RUMFORD, Maine — Richard Kent was at the Black Mountain Ski Resort the first day it opened in 1961.
“I lived right next to the mountain growing up,” Kent said, “and my whole family grew up there as skiers and racers.”
Through the 1970s and 1980s, Kent was a ski coach for Rumford High School and, later, Mountain Valley High School ski teams. He also acted as program director at Black Mountain. He’s since begun teaching at the University of Maine in Orono, but acts as an “adviser to the U-Maine Ski Club.”
Now, as the 2013 ski season approaches, Kent has published a book about Black Mountain. Writing a book is nothing new to Kent; he has 12 books to his name about topics ranging from writing instructions to his experiences as a high school soccer coach.
However, Kent said that “Words for a Mountain,” first released on Tuesday, was the first time he had finished a book so quickly.
“Normally, it takes me between a year-and-a-half and five years to write a book,” he said with a laugh, “but whereas my new book is so short, I was able to finish it quickly.
“The book became a little bit consuming throughout my summer,” he said. “I didn’t have a deadline to complete it, and it would just captivate me at lunchtime, or nighttime, or in between my work.”
“Words for a Mountain” is an 84-page letter to Black Mountain, though Kent said he “didn’t want to seem corny.”
“I won’t say love letter, but it’s certainly a tribute to the mountain and how important it is to the community,” he said.
The book contains a little bit of everything, including photographs from the 1930s and ’40s, essays reflecting on his connection to the mountain, poems and a section in the middle where readers can try their hand at writing their own poem about what Black Mountain means to them.
There’s even a “historical trivia quiz” in the back of the book, complete with answers.
“It’s a book with a little bit of everything, as far as Black Mountain goes,” Kent said. “I know that not everyone out there is as connected to the mountain as others but I think that people will still enjoy thumbing through the pages.”
The profits from sales of the book will go toward Black Mountain Ski Resort, Kent said.
By a vote of 497-939, townspeople on June 11 defeated an initiated article that requested $51,000 to fund the resort as a recreational resource. The money was to help carry the ski area through the summer, get it ready for winter and pay wages for three employees.
Since voters shot down the initiated article, the ownership of Black Mountain has changed hands, from the Maine Winter Sports Center to the Black Mountain Ski Resort Board of Directors, and several fundraising efforts have bloomed in the region, including a bottle drive, a 5K run and a series of drives on fundraising websites.
“I’m hoping that the book will eventually become more than just a fundraiser,” Kent said. “I’d like to see it become a rallying point and an example of how other small ski areas can help themselves if their funding is cut.”
Kent said when he first heard about how Black Mountain did not receive any funding from the town, his first thought was that the community “would find a way to keep the mountain going.”
“I was program director for Black Mountain around 1979 or 1980, and there was one year where we didn’t get any snow,” Kent said. “I ended up getting laid off that year and the mountain didn’t open.
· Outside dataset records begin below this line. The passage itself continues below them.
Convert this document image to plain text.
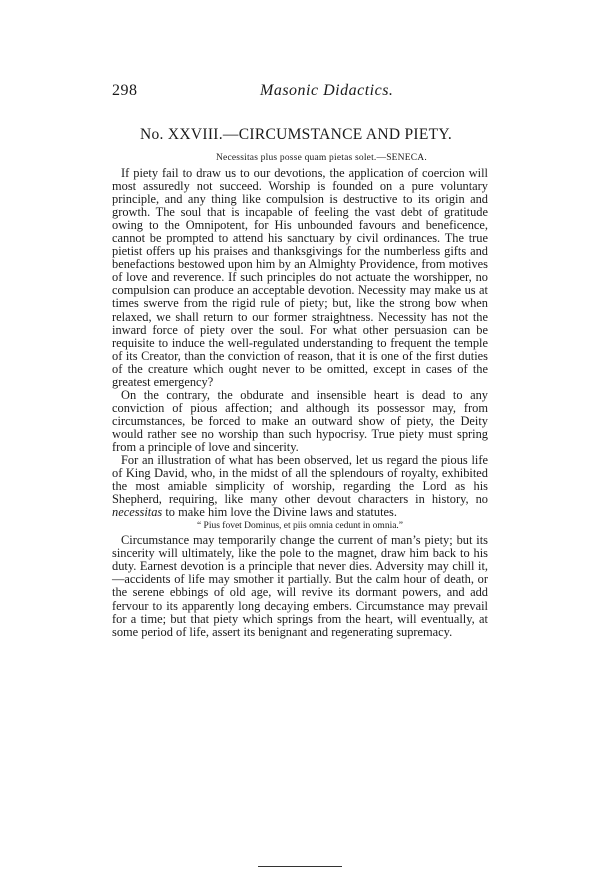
298	Masonic Didactics.
No. XXVIII.—CIRCUMSTANCE AND PIETY.
Necessitas plus posse quam pietas solet.—SENECA.

If piety fail to draw us to our devotions, the application of coercion will most assuredly not succeed. Worship is founded on a pure voluntary principle, and any thing like compulsion is destructive to its origin and growth. The soul that is incapable of feeling the vast debt of gratitude owing to the Omnipotent, for His unbounded favours and beneficence, cannot be prompted to attend his sanctuary by civil ordinances. The true pietist offers up his praises and thanksgivings for the numberless gifts and benefactions bestowed upon him by an Almighty Providence, from motives of love and reverence. If such principles do not actuate the worshipper, no compulsion can produce an acceptable devotion. Necessity may make us at times swerve from the rigid rule of piety; but, like the strong bow when relaxed, we shall return to our former straightness. Necessity has not the inward force of piety over the soul. For what other persuasion can be requisite to induce the well-regulated understanding to frequent the temple of its Creator, than the conviction of reason, that it is one of the first duties of the creature which ought never to be omitted, except in cases of the greatest emergency?

On the contrary, the obdurate and insensible heart is dead to any conviction of pious affection; and although its possessor may, from circumstances, be forced to make an outward show of piety, the Deity would rather see no worship than such hypocrisy. True piety must spring from a principle of love and sincerity.

For an illustration of what has been observed, let us regard the pious life of King David, who, in the midst of all the splendours of royalty, exhibited the most amiable simplicity of worship, regarding the Lord as his Shepherd, requiring, like many other devout characters in history, no necessitas to make him love the Divine laws and statutes.

“ Pius fovet Dominus, et piis omnia cedunt in omnia.”

Circumstance may temporarily change the current of man’s piety; but its sincerity will ultimately, like the pole to the magnet, draw him back to his duty. Earnest devotion is a principle that never dies. Adversity may chill it,—accidents of life may smother it partially. But the calm hour of death, or the serene ebbings of old age, will revive its dormant powers, and add fervour to its apparently long decaying embers. Circumstance may prevail for a time; but that piety which springs from the heart, will eventually, at some period of life, assert its benignant and regenerating supremacy.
However, we came back from that and found a way to open it.
“People understand the impact that the mountain has to the community. When I heard that the Maine Winter Sports Center wouldn’t be opening the mountain, I just thought, ‘The great people in this community will find a way to get it open,’” he said.
“As we all saw,” Kent said, “the people who grew up near the mountain and even people from far away stepped up and helped open the mountain again. It just goes to show you that when people come here, they fall in love with not just the River Valley community, but their winters as well.”
Monica Wood, author of “When We Were Kennedys,” wrote the foreword for Kent’s book. Kent and Wood have known each other for 35 years, when Kent and Wood attended Rumford High School and Mexico High School, respectively.
“Monica was not a skier, but she said she would write the foreword for my book,” Kent said. “She knows that Black Mountain is an important piece of the community’s fabric.”
Even with no snow on the mountain, Kent, who splits his time between his home in Rumford and an apartment in Orono, said he still tries to get up to Black Mountain “three or four times a week” to walk the trails with his dog.
“The mountain means a lot to us in the River Valley area,” he said. “It’s heartwarming to see a small mill town coming together like this, rolling up their sleeves and doing what needs to be done to save the mountain.”
Kent’s book may be purchased at Amazon.com.